I'm visiting a Councilman's home for dinner to discuss future business plans in the Earth Nation, but it seems this dinner was planned with a different agenda. I look down the table to the young woman silently keeping to herself, elegantly lifting a fork in a square-like pattern. My eyes narrow for a moment as the councilman's voice snaps my attention back.

"You know, she never really did anything wrong." My head turns towards him. "She only followed the orders of her superiors." From the corner of my eye I see Mai leave her fork on her plate as she turned towards us, her face stone solid with no emotions detectable. "Her mother died when she was young, too." He suddenly said, much to my surprise. What was this? Some attempt at relating us?

"Did you murder her like my father did?" I say bitterly, calmly bringing a roll to my lips to take a bite out of it, his mouth slacking slightly. He's speechless, and now racking his brain to do damage control, suddenly sweating as though I'm threatening him with death, though I suppose my tone had implied it.

"My father meant no disrespect." Mai says calmly, her head bowed low. "You have to excuse him for talking on my behalf, as we all know you were not expecting to see me." My eyes narrow again as I set the roll down, after realizing I wasn't really hungry. "Were you even aware of my being here?" She asks frankly.

"Yes.

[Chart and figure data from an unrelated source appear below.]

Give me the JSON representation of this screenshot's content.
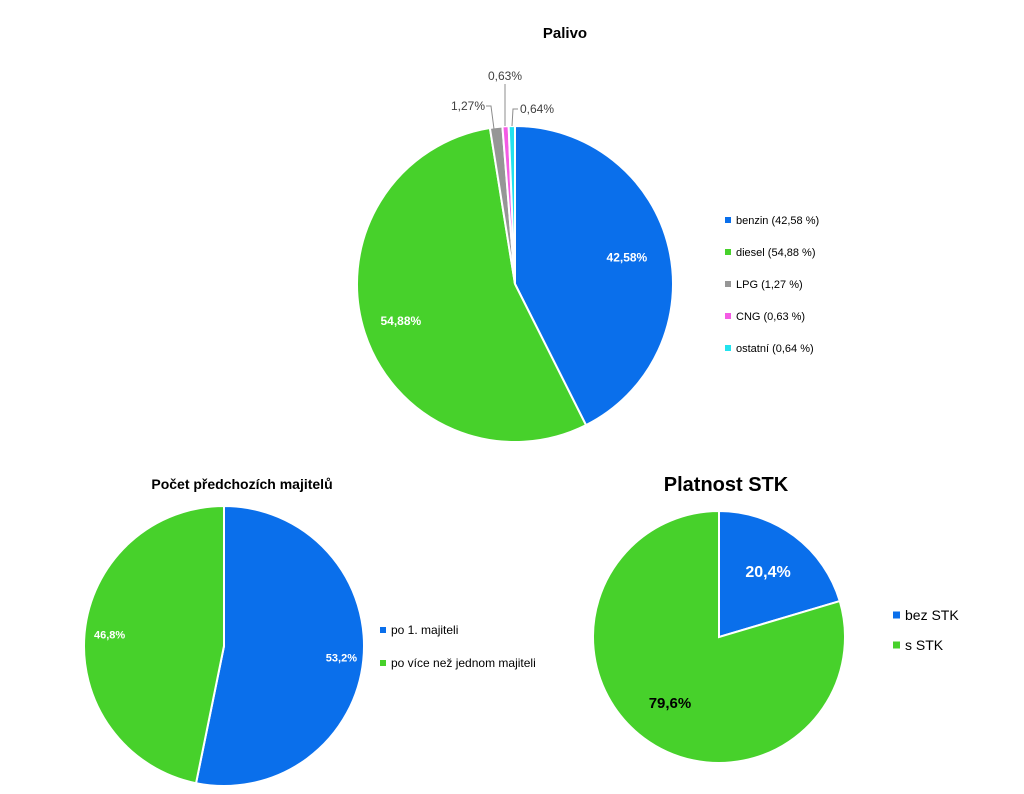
{
  "chart_data": [
    {
      "type": "pie",
      "title": "Palivo",
      "slices": [
        {
          "label": "benzin (42,58 %)",
          "data_label": "42,58%",
          "value": 42.58,
          "color": "#0A6FEB"
        },
        {
          "label": "diesel (54,88 %)",
          "data_label": "54,88%",
          "value": 54.88,
          "color": "#47D12B"
        },
        {
          "label": "LPG (1,27 %)",
          "data_label": "1,27%",
          "value": 1.27,
          "color": "#969696"
        },
        {
          "label": "CNG (0,63 %)",
          "data_label": "0,63%",
          "value": 0.63,
          "color": "#F45BE4"
        },
        {
          "label": "ostatní (0,64 %)",
          "data_label": "0,64%",
          "value": 0.64,
          "color": "#22E3EE"
        }
      ],
      "legend_position": "right"
    },
    {
      "type": "pie",
      "title": "Počet předchozích majitelů",
      "slices": [
        {
          "label": "po 1. majiteli",
          "data_label": "53,2%",
          "value": 53.2,
          "color": "#0A6FEB"
        },
        {
          "label": "po více než jednom majiteli",
          "data_label": "46,8%",
          "value": 46.8,
          "color": "#47D12B"
        }
      ],
      "legend_position": "right"
    },
    {
      "type": "pie",
      "title": "Platnost STK",
      "slices": [
        {
          "label": "bez STK",
          "data_label": "20,4%",
          "value": 20.4,
          "color": "#0A6FEB"
        },
        {
          "label": "s STK",
          "data_label": "79,6%",
          "value": 79.6,
          "color": "#47D12B"
        }
      ],
      "legend_position": "right"
    }
  ]
}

I knew you were in the city, though it had slipped my mind that councilman WuTeng was your father." I admit, narrowing my eyes further. "It must have slipped his mind to mention it, as well."

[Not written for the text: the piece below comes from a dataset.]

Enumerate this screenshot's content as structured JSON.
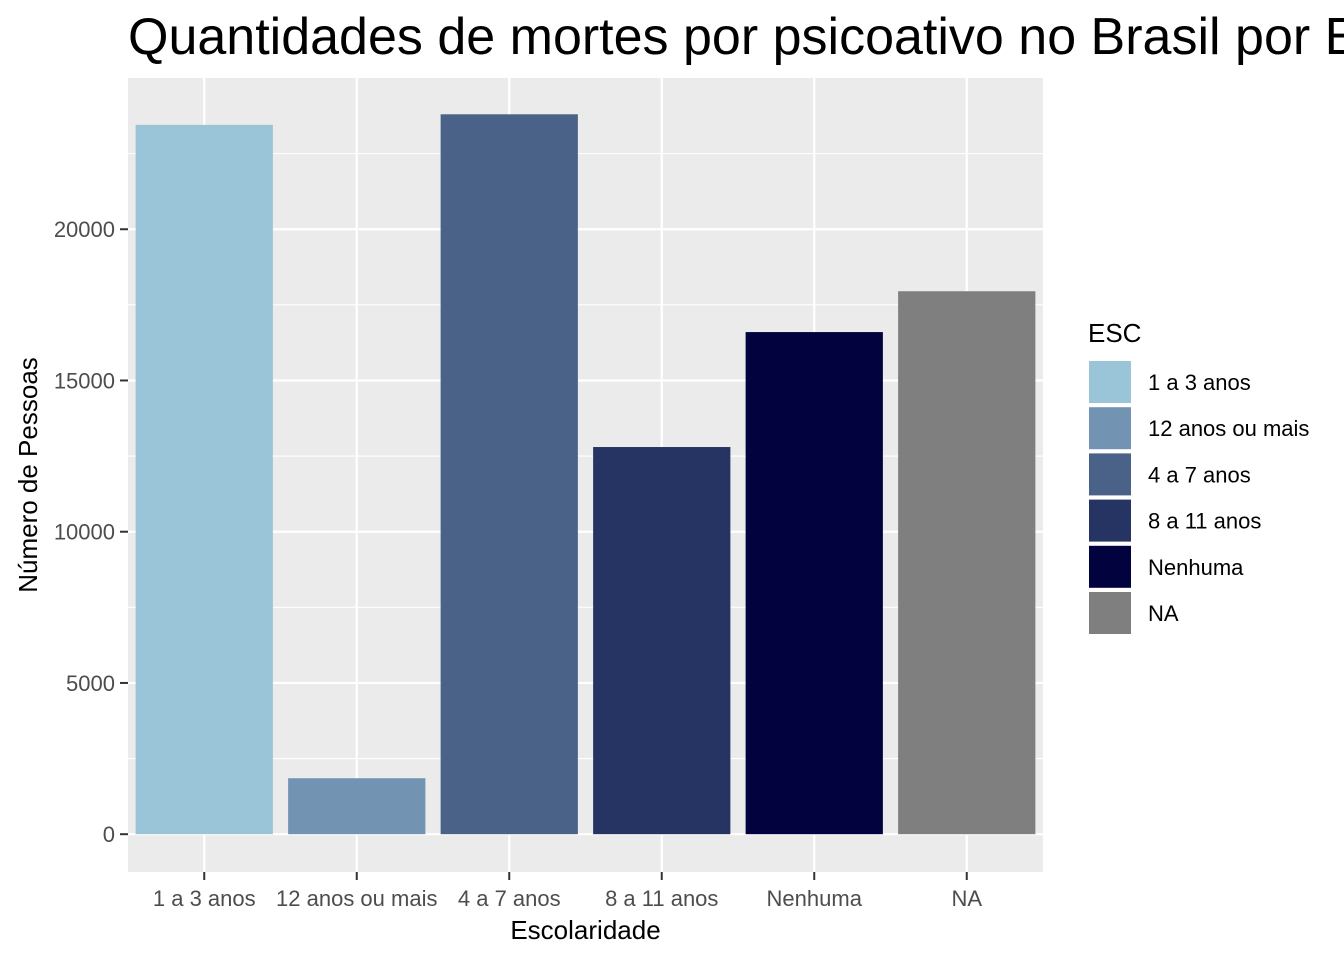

"I apologize, Lord Zuko." I hear the old man say, but my attentions stay on Mai, who had adverted her eyes to the plate in front of her.

"So just what am I doing here?" I demand, instinctively checking to make sure her hands are on the table, the table knife lingering dangerously close to her masterful fingers.

"We would like to ask that you pardon my daughter." WuTeng sputters as I look to him for only a second.

"And why couldn't this have been brought to my attention at the Palace?"

"I'm too ashamed to show my face in these streets. The locals know what I have done while traveling with Azula, and they spit at my feet before slewing curses at me." Her voice is quiet as she quickly relates this, though my mind drifts to Katara's hardships in the city. Troubled are my citizens when they frown upon people of the war and people of peace. "If I could beg for the Nation's forgiveness, if you could publicly pardon me and what I've done, I would forever be in your debt." For a moment, my teeth grind at the trick they have pulled on me to get me into this house. I feel betrayed by WuTeng for his own selfish reasons, but Mai, her head bowed so low she might as well rest her forehead on the table itself, looks to me with hopeful grey eyes, the most expressive I've ever seen her, and I feel my own soften. I can hear Katara's voice in my head 'everyone deserves a second chance.'

Silently, I only nod once, then stand. "I'll make the pardon tomorrow during the council meeting. I suspect you'll be available to make it." She nods as her father stands, reaching his greasy hands out to grasp mine, my jaw tightening as I try not to physically cringe.

"Thank you, Sire. You are a benevolent and forgiving Fire Lord, destined to be a great leader!" I nod slightly as I finally get my hand back, reaching down for the napkin on the table to wipe it off.

"I'll take my leave, then." They both are standing and bowing low when I exit the room then the house, finally standing in the streets breathing fresh air. I scoff slightly as I begin to think how much one person could change me so drastically. If I had never met Katara, would I have given that girl another chance? Would I have this little angel with tawny skin and blue eyes telling me all the right things to do inside my mind?

Looking to the sky, the stars sprinkling the indigo canvas, I smile at the moon.